Voici une expérience qu'il m'arrive de faire en conférence...
Montrez ce tableau de René Magritte quelques secondes à qui vous voulez. Retirez-le de son regard, laissez passer 5 minutes, et posez-lui la question: "Le tableau montrait une fenêtre ouverte sur un paysage : qu'y avait-il à l'extérieur? Une maison, un arbre ou des promeneurs?"
Vous aurez quasiment toujours la même réponse : un arbre.
Sauf qu'en fait, on n'en sait rien. Parce que sur ce tableau de Magritte, un chevalet est installé devant la fenêtre, et la toile qui est posée dessus nous empêche de voir ce qu'il y a, effectivement, à l'extérieur. Il pourrait y avoir un parking, un orchestre de chambre ou un troupeau de licornes, que l'image ne serait pas différente.
Ce qui nous induit en erreur, c'est que le tableau posé sur le chevalet (donc le tableau dans le tableau, vous me suivez?) est parfaitement raccord avec la petite portion de paysage que nous apercevons effectivement.
Tout est si cohérent que notre cerveau n'a aucune raison de chercher plus loin. Nous faisons donc abstraction des pieds du chevalet (pourtant très visibles) et du bord de la toile (cette bande blanche incongrue qui tranche avec la verdure), pour nous satisfaire de l'interprétation la plus immédiate.
Le raccourci est d'autant plus tentant que le paysage, ainsi artificiellement composé, est objectivement séduisant.
Mais pour savoir ce qu'il y a vraiment à l'extérieur, il faudrait que nous puissions aller à la fenêtre pour pousser le chevalet... En d'autres termes, il faudrait que nous allions chercher l'info.

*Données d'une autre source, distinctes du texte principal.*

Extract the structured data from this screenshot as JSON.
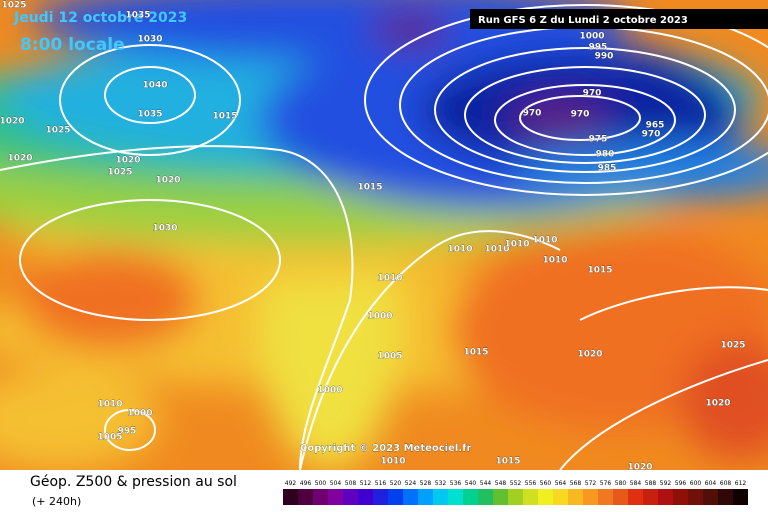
{
  "header": {
    "date": "Jeudi 12 octobre 2023",
    "time": "8:00 locale",
    "run": "Run GFS 6 Z du Lundi 2 octobre 2023"
  },
  "isobar_labels": [
    "1025",
    "1035",
    "1030",
    "1040",
    "1035",
    "1020",
    "1025",
    "1015",
    "1020",
    "1020",
    "1025",
    "1020",
    "1015",
    "1030",
    "1010",
    "1010",
    "1010",
    "1010",
    "1010",
    "1015",
    "1010",
    "1000",
    "1005",
    "1015",
    "1020",
    "1025",
    "1000",
    "1010",
    "1000",
    "995",
    "1005",
    "1010",
    "1015",
    "1020",
    "1020",
    "1000",
    "995",
    "990",
    "970",
    "970",
    "970",
    "965",
    "970",
    "975",
    "980",
    "985"
  ],
  "copyright": "Copyright © 2023 Meteociel.fr",
  "footer": {
    "title": "Géop. Z500 & pression au sol",
    "subtitle": "(+ 240h)"
  },
  "scale_labels": [
    "492",
    "496",
    "500",
    "504",
    "508",
    "512",
    "516",
    "520",
    "524",
    "528",
    "532",
    "536",
    "540",
    "544",
    "548",
    "552",
    "556",
    "560",
    "564",
    "568",
    "572",
    "576",
    "580",
    "584",
    "588",
    "592",
    "596",
    "600",
    "604",
    "608",
    "612"
  ]
}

Morale de l'expérience: ce n'est pas parce qu'une information est plausible, cohérente, séduisante, intelligible et immédiatement assimilable... qu'elle ne doit pas être vérifiée.
Magritte était connu pour être un peintre philosophe. Ses images, parfois abracadabrantes, étaient toujours une invitation à la réflexion, et souvent à la méfiance vis-à-vis des images (souvenons-nous de son "Ceci n'est pas une pipe"). Un comble, me direz-vous, pour quelqu'un dont le métier était justement de produire des images.
Mais après tout c'est le principe du vaccin : inoculer le mal pour nous en prémunir.
Pas sûr, malheureusement, que le vaccin Magritte soit suffisamment puissant pour nous protéger, nous et nos enfants, des flots de fake news qui s'immiscent parmi toutes les informations qui nous submergent chaque jour.
Voilà notre défi quotidien à tous: trouver un équilibre méfiance et candeur, rester alerte sans tomber dans le nihilisme.